The pile of blankets moved. "I heard that, idiot."

Juria gazed at the pile of blankets before reaching over and lifting the edge. Claudemund glared up at her from within the cocoon, eyes narrowed behind a wild fall of hair.

"I am fucking cold," she said. "Give that back."

Juria dropped the blanket. "Fuck me. What happened last night? When did she start swearing like that, Luna?"

"Perhaps, you influenced her," I giggled. "At least we know she is doing alright."

"Then what do you plan on doing with this thing?"

From beneath the blankets, Claudemund's head popped up. "What in tarnation are you talking about? I am not a thing!"

"That thing," Juria gestured at her without looking. 

"I have a name."

"Claudemund," I said gently, as I passed a cup to Juria before she could respond to Claudemund, "do you have a destination?"

The young woman hesitated, her expression for the first time since joining our camp losing its sharpness. "I…" She slowly sat up, clutching the blankets around her shoulders. "Truth be told, I haven't the faintest idea where I am." Juria frowned, clearly displeased with the response. Claudemund ignored her and continued, "I simply want to find a safe town where I can have proper shelter and not sleep beside a thunderous fart."

"Excuse me?!" Juria exclaimed, lowering her cup.

Ignoring the banter that is about to happen again, I set my own tea aside. 

"Then it's settled," I declared, and both of them looked at me. "Juria, we will help her reach the nearest town."

"No."

"Juria."

"No, Luna. What is this, some kind of quest? Help the mysterious damsel in distress? Escort the bloody fucking suspicious piece of shite to civilisation before she explodes another person's dinner?"

"I could potentially do that again, to be honest," Claudemund jested.

"See? She's impossible," Juria argued.

"She is injured, Juria" I said.

"And she is fucking suspicious."

At that moment, I stood to make a point. "Juria," I said in my calmest voice, "when I found you by the river, I did not ask whether saving you would inconvenience me."

"That's different," she muttered.

"No," I said. "It is not. Someone alone, hurt, and lost deserves help. Even when they are difficult.
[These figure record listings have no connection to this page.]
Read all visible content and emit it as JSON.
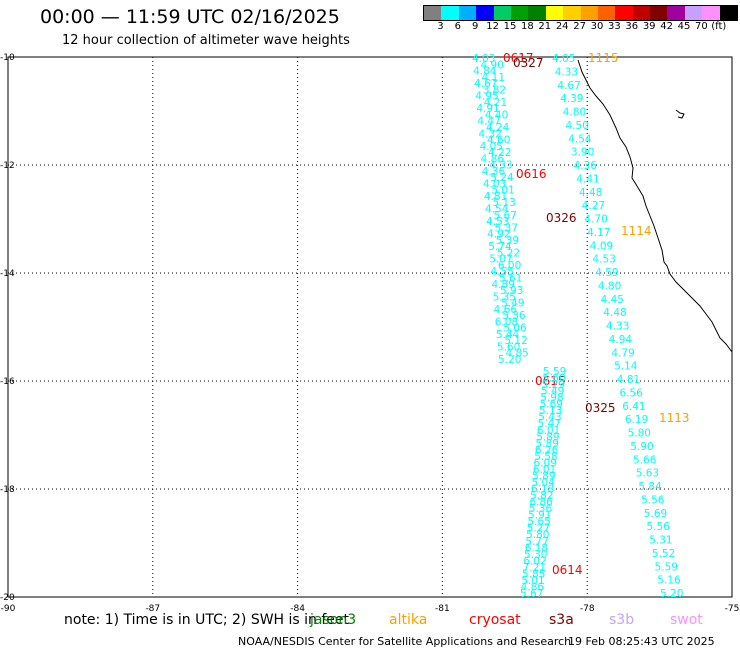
{
  "header": {
    "title": "00:00 — 11:59 UTC 02/16/2025",
    "subtitle": "12 hour collection of altimeter wave heights"
  },
  "colorbar": {
    "colors": [
      "#808080",
      "#00ffff",
      "#00b0ff",
      "#0000ff",
      "#00cc66",
      "#00a000",
      "#008000",
      "#ffff00",
      "#ffd000",
      "#ffa000",
      "#ff6000",
      "#ff0000",
      "#c00000",
      "#800000",
      "#a000a0",
      "#c8a0ff",
      "#ff90ff",
      "#000000"
    ],
    "labels": [
      "3",
      "6",
      "9",
      "12",
      "15",
      "18",
      "21",
      "24",
      "27",
      "30",
      "33",
      "36",
      "39",
      "42",
      "45",
      "70",
      "(ft)"
    ]
  },
  "axes": {
    "lon_labels": [
      "-90",
      "-87",
      "-84",
      "-81",
      "-78",
      "-75"
    ],
    "lat_labels": [
      "-10",
      "-12",
      "-14",
      "-16",
      "-18",
      "-20"
    ]
  },
  "passes": [
    {
      "label": "0617",
      "color": "#ff0000"
    },
    {
      "label": "0327",
      "color": "#800000"
    },
    {
      "label": "1115",
      "color": "#ffa000"
    },
    {
      "label": "0616",
      "color": "#ff0000"
    },
    {
      "label": "0326",
      "color": "#800000"
    },
    {
      "label": "1114",
      "color": "#ffa000"
    },
    {
      "label": "0615",
      "color": "#ff0000"
    },
    {
      "label": "0325",
      "color": "#800000"
    },
    {
      "label": "1113",
      "color": "#ffa000"
    },
    {
      "label": "0614",
      "color": "#ff0000"
    }
  ],
  "tracks": {
    "track_a": {
      "color": "#00ffff",
      "values": [
        "4.03",
        "4.90",
        "4.84",
        "4.11",
        "4.67",
        "3.82",
        "4.95",
        "4.21",
        "4.91",
        "4.40",
        "4.47",
        "4.24",
        "4.32",
        "4.60",
        "4.05",
        "4.22",
        "4.86",
        "4.33",
        "4.36",
        "5.24",
        "4.03",
        "5.01",
        "4.81",
        "5.13",
        "4.54",
        "5.67",
        "4.53",
        "5.37",
        "4.92",
        "5.39",
        "5.74",
        "5.22",
        "5.07",
        "6.00",
        "4.55",
        "5.61",
        "4.89",
        "5.93",
        "5.35",
        "5.49",
        "4.66",
        "5.36",
        "6.08",
        "5.06",
        "5.44",
        "5.12",
        "5.60",
        "4.85",
        "5.20"
      ]
    },
    "track_b": {
      "color": "#00ffff",
      "values": [
        "4.05",
        "4.33",
        "4.67",
        "4.39",
        "4.80",
        "4.50",
        "4.54",
        "3.90",
        "4.36",
        "4.41",
        "4.48",
        "4.27",
        "4.70",
        "4.17",
        "4.09",
        "4.53",
        "4.59",
        "4.80",
        "4.45",
        "4.48",
        "4.33",
        "4.94",
        "4.79",
        "5.14",
        "4.81",
        "6.56",
        "6.41",
        "6.19",
        "5.80",
        "5.90",
        "5.66",
        "5.63",
        "5.84",
        "5.56",
        "5.69",
        "5.56",
        "5.31",
        "5.52",
        "5.59",
        "5.16",
        "5.20"
      ]
    },
    "track_c": {
      "color": "#00ffff",
      "values": [
        "5.59",
        "5.60",
        "5.29",
        "5.49",
        "5.98",
        "5.69",
        "5.13",
        "5.43",
        "5.47",
        "6.01",
        "5.89",
        "5.89",
        "6.26",
        "5.58",
        "6.09",
        "6.01",
        "5.89",
        "5.04",
        "6.18",
        "5.82",
        "6.86",
        "5.36",
        "5.91",
        "5.65",
        "5.27",
        "5.80",
        "5.77",
        "6.18",
        "5.30",
        "6.02",
        "7.21",
        "5.85",
        "5.01",
        "4.86",
        "5.67"
      ]
    }
  },
  "legend": {
    "note": "note: 1) Time is in UTC; 2) SWH is in feet",
    "missions": [
      {
        "name": "jason3",
        "color": "#008000"
      },
      {
        "name": "altika",
        "color": "#ffa000"
      },
      {
        "name": "cryosat",
        "color": "#ff0000"
      },
      {
        "name": "s3a",
        "color": "#800000"
      },
      {
        "name": "s3b",
        "color": "#c8a0ff"
      },
      {
        "name": "swot",
        "color": "#ff90ff"
      }
    ]
  },
  "footer": {
    "credit": "NOAA/NESDIS Center for Satellite Applications and Research",
    "timestamp": "19 Feb 08:25:43 UTC 2025"
  }
}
Especially then, sometimes."

Juria looked away first followed by Claudemund looking down at her tea. I let her have the dignity of pretending she was not moved.

"Fine," she growled at last. "We take her to the nearest bloody town. Then she and that fucking thing can become someone else's problem."

Claudemund opened her mouth but I raised a finger and she quickly closed it again.

"Thank you," I said as Juria grumbled something into her cup.

After a moment, Claudemund murmured, "Thanks."

"Don't make it weird," Juria squinted at her.

"I would not dream of challenging your delicate emotional constitution," Claudemund frowned then sniffed.

"Oh, I'm going to throw her."

"No," I said.

Juria sighed and Claudemund smiled faintly into her tea.